U(1) Invariant F(R) Horava-Lifshitz Gravity

TL;DR

This paper explores U(1) invariant F(R) Horava-Lifshitz gravity, demonstrating its stability properties, Hamiltonian structure, and cosmological solutions, thereby extending the theoretical framework and analyzing its physical consistency.

Contribution

It formulates a U(1) extension of F(R) HL gravity, develops its Hamiltonian structure, and analyzes its stability and cosmological solutions, advancing the understanding of this modified gravity theory.

Findings

Stable de Sitter solutions exist in some versions.

Flat space solutions are unstable, avoiding scalar graviton issues.

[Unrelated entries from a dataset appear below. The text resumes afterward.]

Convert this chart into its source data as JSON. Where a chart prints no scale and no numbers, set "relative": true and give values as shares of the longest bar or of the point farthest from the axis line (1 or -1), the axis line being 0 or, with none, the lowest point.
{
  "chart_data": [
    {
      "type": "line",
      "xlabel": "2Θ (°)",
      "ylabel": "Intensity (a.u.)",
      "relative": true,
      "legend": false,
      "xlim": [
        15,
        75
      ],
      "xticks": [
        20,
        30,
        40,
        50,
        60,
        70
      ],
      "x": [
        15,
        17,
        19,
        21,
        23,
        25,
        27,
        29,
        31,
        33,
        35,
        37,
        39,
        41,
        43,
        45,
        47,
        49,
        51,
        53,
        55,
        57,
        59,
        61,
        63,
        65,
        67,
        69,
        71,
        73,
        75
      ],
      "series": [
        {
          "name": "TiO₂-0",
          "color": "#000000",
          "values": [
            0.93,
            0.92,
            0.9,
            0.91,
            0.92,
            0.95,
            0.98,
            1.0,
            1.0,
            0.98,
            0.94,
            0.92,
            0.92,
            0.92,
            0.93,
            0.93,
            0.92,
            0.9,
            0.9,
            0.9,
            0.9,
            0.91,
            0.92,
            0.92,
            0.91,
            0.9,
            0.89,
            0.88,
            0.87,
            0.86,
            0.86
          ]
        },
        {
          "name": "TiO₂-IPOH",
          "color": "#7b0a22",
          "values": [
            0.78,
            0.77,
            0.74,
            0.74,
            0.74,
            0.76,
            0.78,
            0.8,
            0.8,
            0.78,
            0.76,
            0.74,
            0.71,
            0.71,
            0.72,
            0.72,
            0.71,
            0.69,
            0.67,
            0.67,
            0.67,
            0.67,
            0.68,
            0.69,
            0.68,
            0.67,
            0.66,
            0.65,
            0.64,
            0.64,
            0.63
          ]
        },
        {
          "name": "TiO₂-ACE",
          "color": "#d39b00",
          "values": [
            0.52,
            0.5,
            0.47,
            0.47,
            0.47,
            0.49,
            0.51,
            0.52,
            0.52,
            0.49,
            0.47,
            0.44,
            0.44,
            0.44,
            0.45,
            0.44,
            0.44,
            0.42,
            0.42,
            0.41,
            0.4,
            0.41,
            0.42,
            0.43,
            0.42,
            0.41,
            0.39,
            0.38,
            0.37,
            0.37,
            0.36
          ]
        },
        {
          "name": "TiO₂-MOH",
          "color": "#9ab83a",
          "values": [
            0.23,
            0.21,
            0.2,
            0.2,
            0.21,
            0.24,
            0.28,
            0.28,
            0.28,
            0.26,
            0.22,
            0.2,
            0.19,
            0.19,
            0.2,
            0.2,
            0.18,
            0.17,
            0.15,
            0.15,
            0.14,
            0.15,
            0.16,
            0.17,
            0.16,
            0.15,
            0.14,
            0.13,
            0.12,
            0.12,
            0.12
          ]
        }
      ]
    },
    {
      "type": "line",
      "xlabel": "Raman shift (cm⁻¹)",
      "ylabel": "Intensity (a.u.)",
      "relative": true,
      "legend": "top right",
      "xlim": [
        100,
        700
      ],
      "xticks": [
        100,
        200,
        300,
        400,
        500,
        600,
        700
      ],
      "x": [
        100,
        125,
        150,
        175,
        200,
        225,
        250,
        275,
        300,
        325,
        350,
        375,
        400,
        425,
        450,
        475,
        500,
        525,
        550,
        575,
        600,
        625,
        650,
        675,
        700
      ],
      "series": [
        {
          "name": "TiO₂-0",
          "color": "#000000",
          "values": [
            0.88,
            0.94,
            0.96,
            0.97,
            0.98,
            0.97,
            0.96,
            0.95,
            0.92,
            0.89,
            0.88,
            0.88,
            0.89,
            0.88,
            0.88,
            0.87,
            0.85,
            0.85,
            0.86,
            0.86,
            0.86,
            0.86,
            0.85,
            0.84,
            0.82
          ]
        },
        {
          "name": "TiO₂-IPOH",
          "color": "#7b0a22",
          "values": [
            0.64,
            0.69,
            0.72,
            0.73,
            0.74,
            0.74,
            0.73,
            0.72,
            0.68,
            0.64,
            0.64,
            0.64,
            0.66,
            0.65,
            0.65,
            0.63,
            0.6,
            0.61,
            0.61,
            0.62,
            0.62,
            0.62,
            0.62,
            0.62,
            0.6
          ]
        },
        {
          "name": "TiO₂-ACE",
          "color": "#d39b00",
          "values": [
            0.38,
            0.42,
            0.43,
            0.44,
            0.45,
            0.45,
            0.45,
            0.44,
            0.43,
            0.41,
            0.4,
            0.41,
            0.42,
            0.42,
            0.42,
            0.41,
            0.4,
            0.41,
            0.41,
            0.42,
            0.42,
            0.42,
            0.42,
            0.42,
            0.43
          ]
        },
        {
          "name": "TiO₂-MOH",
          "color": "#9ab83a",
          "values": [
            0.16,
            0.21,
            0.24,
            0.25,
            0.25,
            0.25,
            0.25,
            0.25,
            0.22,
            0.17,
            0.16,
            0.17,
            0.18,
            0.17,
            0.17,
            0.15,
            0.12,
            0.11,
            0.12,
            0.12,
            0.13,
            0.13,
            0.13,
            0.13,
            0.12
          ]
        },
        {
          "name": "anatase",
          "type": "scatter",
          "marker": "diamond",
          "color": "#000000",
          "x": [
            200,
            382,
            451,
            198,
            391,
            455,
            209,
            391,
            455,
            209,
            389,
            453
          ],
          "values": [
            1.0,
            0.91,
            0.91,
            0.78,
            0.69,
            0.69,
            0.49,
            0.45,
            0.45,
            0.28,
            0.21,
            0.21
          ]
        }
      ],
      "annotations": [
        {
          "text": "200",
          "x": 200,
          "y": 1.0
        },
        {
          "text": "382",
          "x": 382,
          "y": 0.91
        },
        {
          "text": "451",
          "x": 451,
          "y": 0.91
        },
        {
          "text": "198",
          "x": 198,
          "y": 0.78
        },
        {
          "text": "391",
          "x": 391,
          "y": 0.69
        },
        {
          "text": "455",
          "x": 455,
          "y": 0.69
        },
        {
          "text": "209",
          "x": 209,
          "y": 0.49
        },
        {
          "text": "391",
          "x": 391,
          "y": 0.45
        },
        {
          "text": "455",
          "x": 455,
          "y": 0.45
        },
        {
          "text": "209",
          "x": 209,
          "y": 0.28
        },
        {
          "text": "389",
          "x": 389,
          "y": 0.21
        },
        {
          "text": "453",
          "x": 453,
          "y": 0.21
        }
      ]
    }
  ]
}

The theory's spectrum includes only transverse graviton polarization.

Abstract

This paper is devoted to the study of various aspects of projectable F(R) Horava-Lifshitz (HL) gravity. We show that some versions of F(R) HL gravity may have stable de Sitter solution and instable flat space solution. In this case, the problem of scalar graviton does not appear because flat space is not vacuum state. Generalizing the U(1) HL theory proposed in arXiv:1007.2410, we formulate U(1) extension of scalar theory and of F(R) Horava-Lifshitz gravity. The Hamiltonian approach for such the theory is developed in full detail. It is demonstrated that its Hamiltonian structure is the same as for the non-relativistic covariant HL gravity. The spectrum analysis performed around flat background indicates towards the consistency of the theory because it contains graviton with only transverse polarization. Finally, we analyze the spatially-flat FRW equations for U(1) invariant F(R) Horava-Lifshitz gravity.